Performancing Metrics (aka pMetrics) Gives you an amazing amount of detail about the visitors to your site. In some cases, it’s the same data you get from other packages, but it’s easier to get to and understand in pMetrics. In other cases, it’s the kind of data you don’t get elsewhere (easily).
Here’s an example of a piece of some interesting information I gleaned from pMetrics. I run a candy blog and many times when we review a product, I have a contact with the company already and I email them when we write about one of their products (you do this every time you mention or review a product on your site don’t you?). Recently, we reviewed a product and I had no contact with the company so I went to their site (let’s call it abc-company-xyz.com) and found a generic contact form (no actual email address), so I filled it out letting them know we had reviewed their product.
The next day, I’m looking at pMetric’s Top Referers for the day and I see a link from mail.abc-company-xyz.com and when I click on the pMetrics link, it shows me the full link is
http://mail.abc-company-xyz.com/exchange/sue.smith/Inbox/Candy+Addict+review+of+our+product.EML?Cmd=open
– what do I get from this? My email got routed to someone named Sue Smith (name changed) and she can more than likely be contacted at [email protected] – I now have an email address for someone inside the company and I can email her directly now.
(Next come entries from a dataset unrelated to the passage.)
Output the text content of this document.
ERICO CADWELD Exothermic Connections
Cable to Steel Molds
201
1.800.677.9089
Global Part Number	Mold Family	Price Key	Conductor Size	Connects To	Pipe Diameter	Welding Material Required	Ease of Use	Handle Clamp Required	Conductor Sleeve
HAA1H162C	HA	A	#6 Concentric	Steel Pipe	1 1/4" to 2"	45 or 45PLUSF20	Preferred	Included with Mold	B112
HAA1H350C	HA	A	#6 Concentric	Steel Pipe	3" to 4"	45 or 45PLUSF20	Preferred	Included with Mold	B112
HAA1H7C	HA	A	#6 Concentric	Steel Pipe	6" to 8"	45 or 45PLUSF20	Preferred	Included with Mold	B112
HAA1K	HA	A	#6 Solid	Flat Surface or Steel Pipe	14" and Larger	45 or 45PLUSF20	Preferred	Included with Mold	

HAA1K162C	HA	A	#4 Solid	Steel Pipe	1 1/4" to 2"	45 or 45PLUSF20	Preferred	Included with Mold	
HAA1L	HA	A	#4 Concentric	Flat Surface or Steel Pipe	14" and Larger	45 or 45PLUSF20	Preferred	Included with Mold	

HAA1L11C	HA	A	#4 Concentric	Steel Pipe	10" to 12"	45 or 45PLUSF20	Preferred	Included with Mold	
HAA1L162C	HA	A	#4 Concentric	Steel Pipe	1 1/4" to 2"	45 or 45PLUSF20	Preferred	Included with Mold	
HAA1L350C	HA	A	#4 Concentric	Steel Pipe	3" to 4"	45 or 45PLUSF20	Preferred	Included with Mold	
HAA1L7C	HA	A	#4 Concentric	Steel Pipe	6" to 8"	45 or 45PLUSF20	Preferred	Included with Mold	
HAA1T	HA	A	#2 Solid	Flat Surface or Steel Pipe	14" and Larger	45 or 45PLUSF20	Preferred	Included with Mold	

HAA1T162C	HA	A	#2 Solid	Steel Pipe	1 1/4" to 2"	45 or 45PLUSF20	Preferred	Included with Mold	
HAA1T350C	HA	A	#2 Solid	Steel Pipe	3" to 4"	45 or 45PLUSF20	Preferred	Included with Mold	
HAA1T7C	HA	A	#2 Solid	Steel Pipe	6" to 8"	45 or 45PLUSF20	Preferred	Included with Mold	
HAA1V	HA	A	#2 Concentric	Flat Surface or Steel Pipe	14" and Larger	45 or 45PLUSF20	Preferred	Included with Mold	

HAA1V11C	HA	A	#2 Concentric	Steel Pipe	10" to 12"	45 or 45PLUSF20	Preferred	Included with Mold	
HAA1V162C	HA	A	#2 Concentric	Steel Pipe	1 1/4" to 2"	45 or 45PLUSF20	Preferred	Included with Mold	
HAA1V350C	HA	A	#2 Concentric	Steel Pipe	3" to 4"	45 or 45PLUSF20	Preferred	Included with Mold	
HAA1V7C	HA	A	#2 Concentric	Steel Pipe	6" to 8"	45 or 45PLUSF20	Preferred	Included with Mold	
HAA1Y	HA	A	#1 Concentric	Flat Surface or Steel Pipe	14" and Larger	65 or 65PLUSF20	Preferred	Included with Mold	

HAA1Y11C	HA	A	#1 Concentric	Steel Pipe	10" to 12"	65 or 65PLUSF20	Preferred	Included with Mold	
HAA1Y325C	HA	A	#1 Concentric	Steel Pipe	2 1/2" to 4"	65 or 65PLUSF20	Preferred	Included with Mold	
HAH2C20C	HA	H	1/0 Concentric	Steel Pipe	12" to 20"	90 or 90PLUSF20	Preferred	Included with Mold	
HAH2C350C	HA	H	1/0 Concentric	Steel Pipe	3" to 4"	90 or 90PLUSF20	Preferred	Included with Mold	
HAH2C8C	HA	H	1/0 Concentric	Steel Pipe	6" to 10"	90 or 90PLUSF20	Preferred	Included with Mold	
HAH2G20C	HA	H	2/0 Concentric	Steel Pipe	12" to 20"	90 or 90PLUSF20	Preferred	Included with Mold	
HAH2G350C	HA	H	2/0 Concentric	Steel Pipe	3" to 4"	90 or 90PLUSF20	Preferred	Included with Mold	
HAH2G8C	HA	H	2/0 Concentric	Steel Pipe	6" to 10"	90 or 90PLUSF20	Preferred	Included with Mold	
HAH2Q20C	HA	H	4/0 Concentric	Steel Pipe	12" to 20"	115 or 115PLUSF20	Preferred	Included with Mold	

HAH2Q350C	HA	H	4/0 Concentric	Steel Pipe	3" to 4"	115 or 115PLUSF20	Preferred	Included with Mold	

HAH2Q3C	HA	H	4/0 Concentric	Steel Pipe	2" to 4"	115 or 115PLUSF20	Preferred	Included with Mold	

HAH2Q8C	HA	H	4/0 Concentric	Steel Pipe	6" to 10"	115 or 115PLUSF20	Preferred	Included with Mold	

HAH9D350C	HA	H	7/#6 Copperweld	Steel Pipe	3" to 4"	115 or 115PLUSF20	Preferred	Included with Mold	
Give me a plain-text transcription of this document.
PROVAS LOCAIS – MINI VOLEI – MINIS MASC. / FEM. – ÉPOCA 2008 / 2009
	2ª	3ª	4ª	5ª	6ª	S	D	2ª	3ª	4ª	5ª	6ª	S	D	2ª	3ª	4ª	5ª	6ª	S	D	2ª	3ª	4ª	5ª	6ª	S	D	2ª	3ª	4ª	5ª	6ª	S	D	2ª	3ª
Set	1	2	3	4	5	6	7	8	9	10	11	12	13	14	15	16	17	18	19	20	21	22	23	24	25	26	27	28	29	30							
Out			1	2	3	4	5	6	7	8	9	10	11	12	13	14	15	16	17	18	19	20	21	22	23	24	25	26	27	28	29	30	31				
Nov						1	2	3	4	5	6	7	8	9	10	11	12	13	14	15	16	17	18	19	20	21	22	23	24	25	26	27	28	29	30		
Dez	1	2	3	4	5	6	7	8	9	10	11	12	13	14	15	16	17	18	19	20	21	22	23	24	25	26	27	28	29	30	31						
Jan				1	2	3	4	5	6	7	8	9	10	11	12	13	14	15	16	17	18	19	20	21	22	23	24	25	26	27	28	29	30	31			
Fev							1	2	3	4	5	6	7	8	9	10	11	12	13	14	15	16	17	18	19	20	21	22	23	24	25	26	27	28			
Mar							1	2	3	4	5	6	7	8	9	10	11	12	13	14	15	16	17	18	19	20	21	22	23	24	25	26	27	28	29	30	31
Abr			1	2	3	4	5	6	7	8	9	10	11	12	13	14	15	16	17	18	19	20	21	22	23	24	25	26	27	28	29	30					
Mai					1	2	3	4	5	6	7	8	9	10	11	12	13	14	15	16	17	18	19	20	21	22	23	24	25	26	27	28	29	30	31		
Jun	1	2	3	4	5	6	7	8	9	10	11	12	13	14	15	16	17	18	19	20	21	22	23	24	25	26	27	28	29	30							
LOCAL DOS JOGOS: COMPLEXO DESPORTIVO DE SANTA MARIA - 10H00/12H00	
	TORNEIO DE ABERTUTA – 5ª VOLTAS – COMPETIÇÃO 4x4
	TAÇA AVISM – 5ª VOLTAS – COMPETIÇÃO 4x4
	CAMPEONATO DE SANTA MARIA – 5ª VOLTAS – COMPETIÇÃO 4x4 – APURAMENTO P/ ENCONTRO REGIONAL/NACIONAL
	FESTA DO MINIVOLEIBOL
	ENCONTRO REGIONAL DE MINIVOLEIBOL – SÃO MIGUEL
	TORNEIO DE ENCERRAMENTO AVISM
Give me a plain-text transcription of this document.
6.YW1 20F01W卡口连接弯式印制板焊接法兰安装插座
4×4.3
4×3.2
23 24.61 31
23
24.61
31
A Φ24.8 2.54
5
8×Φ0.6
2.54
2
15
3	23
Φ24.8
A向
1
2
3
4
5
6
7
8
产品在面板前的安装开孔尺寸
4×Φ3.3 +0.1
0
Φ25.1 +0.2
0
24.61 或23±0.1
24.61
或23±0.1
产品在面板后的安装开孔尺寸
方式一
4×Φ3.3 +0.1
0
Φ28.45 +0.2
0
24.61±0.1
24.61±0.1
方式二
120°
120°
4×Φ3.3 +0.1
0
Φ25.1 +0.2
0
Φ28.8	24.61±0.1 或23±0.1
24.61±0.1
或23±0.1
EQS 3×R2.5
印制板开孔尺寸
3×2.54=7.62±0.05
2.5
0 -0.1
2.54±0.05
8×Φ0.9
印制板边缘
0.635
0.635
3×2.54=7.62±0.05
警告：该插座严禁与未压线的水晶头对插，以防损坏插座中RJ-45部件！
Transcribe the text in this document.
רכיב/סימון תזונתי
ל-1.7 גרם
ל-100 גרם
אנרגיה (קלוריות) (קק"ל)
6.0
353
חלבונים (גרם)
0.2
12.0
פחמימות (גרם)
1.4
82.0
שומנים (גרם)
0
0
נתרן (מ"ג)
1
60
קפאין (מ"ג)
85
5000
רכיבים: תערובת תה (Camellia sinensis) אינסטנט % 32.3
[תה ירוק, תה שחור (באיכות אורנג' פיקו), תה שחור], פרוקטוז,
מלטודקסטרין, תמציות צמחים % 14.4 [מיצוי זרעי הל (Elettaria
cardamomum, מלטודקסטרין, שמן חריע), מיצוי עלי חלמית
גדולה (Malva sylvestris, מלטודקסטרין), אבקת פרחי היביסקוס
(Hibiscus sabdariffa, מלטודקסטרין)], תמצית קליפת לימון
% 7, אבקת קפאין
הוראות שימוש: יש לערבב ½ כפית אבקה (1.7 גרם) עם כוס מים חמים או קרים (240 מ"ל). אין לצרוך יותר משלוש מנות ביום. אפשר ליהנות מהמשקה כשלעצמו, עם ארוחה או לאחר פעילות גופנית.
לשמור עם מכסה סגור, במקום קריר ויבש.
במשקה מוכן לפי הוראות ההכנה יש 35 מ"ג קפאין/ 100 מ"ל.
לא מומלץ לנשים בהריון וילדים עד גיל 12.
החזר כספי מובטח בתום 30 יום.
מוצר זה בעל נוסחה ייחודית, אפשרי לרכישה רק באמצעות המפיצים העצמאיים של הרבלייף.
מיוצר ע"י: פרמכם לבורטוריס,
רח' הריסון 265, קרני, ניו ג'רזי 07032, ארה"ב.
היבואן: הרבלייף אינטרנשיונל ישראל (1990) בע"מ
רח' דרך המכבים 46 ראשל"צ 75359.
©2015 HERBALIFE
Another example of email-related info I get from pMetrics: I can see what links to my site that people are emailing. How? On the Top Referers page in pMetrics I see various links from webmail sites like by102w.bay102.mail.live.com, us.f820.mail.yahoo.com, webmail1.webmail.aol.com, etc. Click on the link and you will see the visitor’s info then click on the actions link and the first action (their arrival on your site) is the link that was sent in an email to them.
To see even more, change the url in the browser on the page that says “Visitors from us.f820.mail.yahoo.com” and remove the beginning subdomains (us.f820 in this case) so the URL just has mail.yahoo.com in it and you will see all emailed links that were clicked from Yahoo mail.
You should realize that this doesn’t show you every link to your site that was emailed – only the ones that were actually clicked in a webmail application.
7 thoughts on “Interesting email information gained from pMetrics”
James: Many people use pMetrics (I don’t) and I think every question will be answered in the forum. I am sure that the pMetrics team is willing to help. No brick walls intended
…alright. I’ll bite, Mark. One try, and if I hit any brick walls or can’t get help, I ain’t gonna cheer.
James: Check out the new service level and give it another try: pMetrics server move will happen Wednesday, 12/19
Sounds great, looks good. We’ve been trying for a few weeks to get phMetrics installed and working. No support, no help, pages that are unavailable, no response to emails or questions… CLICK – I’m gone.
Thanks anyways.
…. about Privacy Acts and Legislations I still haven’t setup my pMetrics yet (premium version) and on the basic version so I don’t see this type of detail.
Are you getting this information directly in your WordPress dashboard? or, from the pmetrics./ site?
Also –
I run a candy blog and many times when we review a product, I have a contact with the company already and I email them when we write about one of their products (you do this every time you mention or review a product on your site don’t you?).
I’ve always thought the same way on this, but with my Pet blog – I only know one pet related company and person to send the heads up to. If you review a lot of candy products .. (before this pMetrics help) .. were you sending emails to generic company info@website addresses?
Pretty cool, Candy Addict. I didn’t know PMetrics delivered information that detailed.